No Cleaning Singing - Pursuit of Honor CD Review
October 7, 2023
Pursuit of Honor is nine lean, mean, tech-thrash attacks with two instrumental bookends—a total of just over a half hour. Each track blows up before it gets stale, and then the album thrusts you headlong into another track. Battlecross understand that metal is about movement, and that the only time to slow down is to either let the listener recover, or to drop into further heaviness. The breakdowns never stop a song dead or turn a rager into a stupid sing-along. Likewise, each solo impresses (especially the Thin Lizzy meets Van Halen finger tap break near the end of “Misery”), but only for a moment—everything is too tight for wankery to detract from riff after punishing riff.

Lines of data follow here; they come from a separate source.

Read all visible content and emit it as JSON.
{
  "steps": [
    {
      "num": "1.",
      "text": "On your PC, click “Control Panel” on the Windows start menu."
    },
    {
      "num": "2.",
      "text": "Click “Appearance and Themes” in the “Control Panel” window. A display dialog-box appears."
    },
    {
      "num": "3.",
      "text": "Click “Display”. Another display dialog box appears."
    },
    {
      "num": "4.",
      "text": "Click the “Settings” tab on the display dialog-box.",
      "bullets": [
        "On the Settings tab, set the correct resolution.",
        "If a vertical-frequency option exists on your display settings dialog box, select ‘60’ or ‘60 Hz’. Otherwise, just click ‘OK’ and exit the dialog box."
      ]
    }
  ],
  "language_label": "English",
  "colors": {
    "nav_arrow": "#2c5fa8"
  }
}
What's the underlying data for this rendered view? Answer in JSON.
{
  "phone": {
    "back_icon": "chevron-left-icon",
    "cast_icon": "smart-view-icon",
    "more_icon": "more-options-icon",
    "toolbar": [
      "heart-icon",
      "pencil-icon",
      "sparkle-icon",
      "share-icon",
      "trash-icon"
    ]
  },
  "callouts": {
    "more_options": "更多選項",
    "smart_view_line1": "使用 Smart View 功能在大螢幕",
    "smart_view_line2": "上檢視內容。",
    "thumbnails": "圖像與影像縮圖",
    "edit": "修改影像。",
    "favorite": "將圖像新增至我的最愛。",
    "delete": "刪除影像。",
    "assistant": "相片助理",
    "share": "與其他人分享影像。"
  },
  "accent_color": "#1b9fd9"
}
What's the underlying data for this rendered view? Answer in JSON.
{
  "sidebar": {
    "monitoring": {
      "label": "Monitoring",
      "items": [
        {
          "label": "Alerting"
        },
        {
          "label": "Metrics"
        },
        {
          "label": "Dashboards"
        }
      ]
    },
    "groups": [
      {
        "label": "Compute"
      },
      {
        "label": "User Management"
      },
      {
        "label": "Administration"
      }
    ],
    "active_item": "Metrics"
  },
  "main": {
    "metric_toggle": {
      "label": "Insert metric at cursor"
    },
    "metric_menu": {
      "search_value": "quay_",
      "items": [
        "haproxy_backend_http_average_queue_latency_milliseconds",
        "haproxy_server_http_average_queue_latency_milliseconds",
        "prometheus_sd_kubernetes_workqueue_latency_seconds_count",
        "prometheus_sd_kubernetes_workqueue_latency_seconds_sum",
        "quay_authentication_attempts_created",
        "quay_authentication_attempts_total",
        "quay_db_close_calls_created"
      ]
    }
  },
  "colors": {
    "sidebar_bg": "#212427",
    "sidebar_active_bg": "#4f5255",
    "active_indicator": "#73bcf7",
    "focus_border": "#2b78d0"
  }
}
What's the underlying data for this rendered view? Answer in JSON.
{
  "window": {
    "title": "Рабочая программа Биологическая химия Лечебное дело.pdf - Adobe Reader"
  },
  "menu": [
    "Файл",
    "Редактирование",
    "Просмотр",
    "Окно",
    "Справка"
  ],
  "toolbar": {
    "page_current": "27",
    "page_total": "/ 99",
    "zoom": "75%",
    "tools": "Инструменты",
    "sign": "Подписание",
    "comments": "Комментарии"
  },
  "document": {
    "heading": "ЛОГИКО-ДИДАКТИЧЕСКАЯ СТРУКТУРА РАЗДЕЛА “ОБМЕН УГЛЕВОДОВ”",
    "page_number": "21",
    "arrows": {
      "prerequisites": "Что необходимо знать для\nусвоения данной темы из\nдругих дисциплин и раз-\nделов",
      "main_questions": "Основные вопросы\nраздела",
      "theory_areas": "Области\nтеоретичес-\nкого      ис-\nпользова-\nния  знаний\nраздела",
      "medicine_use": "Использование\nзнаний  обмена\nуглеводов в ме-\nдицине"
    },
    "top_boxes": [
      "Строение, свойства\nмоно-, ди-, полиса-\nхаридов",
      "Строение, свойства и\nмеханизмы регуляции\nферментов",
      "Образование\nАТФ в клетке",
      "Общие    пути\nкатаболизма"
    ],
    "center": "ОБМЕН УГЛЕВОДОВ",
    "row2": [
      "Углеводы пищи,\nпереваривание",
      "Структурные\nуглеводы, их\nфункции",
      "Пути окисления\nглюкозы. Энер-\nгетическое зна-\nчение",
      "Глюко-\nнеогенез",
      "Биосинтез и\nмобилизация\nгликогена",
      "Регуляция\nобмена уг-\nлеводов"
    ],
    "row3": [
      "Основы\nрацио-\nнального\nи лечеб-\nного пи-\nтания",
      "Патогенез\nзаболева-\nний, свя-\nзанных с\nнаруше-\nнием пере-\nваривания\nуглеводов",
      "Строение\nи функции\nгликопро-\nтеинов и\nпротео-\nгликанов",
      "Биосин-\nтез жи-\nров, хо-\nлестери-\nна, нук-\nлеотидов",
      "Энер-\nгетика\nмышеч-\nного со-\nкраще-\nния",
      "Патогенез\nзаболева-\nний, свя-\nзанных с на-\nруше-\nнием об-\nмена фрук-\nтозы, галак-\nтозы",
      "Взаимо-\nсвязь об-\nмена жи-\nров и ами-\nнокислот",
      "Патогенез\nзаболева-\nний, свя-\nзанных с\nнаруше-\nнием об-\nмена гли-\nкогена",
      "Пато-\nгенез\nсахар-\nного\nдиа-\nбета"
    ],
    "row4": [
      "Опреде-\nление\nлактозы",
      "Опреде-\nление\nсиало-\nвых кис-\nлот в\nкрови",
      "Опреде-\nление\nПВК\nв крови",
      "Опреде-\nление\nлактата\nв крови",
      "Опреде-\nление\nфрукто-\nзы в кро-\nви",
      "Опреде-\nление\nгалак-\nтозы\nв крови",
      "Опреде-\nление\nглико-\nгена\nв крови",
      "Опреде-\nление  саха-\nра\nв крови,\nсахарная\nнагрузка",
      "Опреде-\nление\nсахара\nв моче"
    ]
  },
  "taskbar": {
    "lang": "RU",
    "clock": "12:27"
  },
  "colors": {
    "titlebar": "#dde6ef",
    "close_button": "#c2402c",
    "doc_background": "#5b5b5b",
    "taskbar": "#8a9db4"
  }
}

The most distinct feature of Battlecross’ music is that each song is in some way or another energizing. Pursuit of Honor pumps you up for thirty minutes and leaves you feeling like a welsh berserker. It’s easy for metal to be depressing—too easy. Making something this uplifting without things getting silly is a delicate balancing act (hello, Rhapsody of Fire), but Battlecross pull it off—this album is for the most depressed state in the union, and it shows. Heandbanging is not just mandatory—it’s compulsive. The best example of the Battlecross pick-up is “Kaleb,” the most rampaging ode to positive parenting I can think of.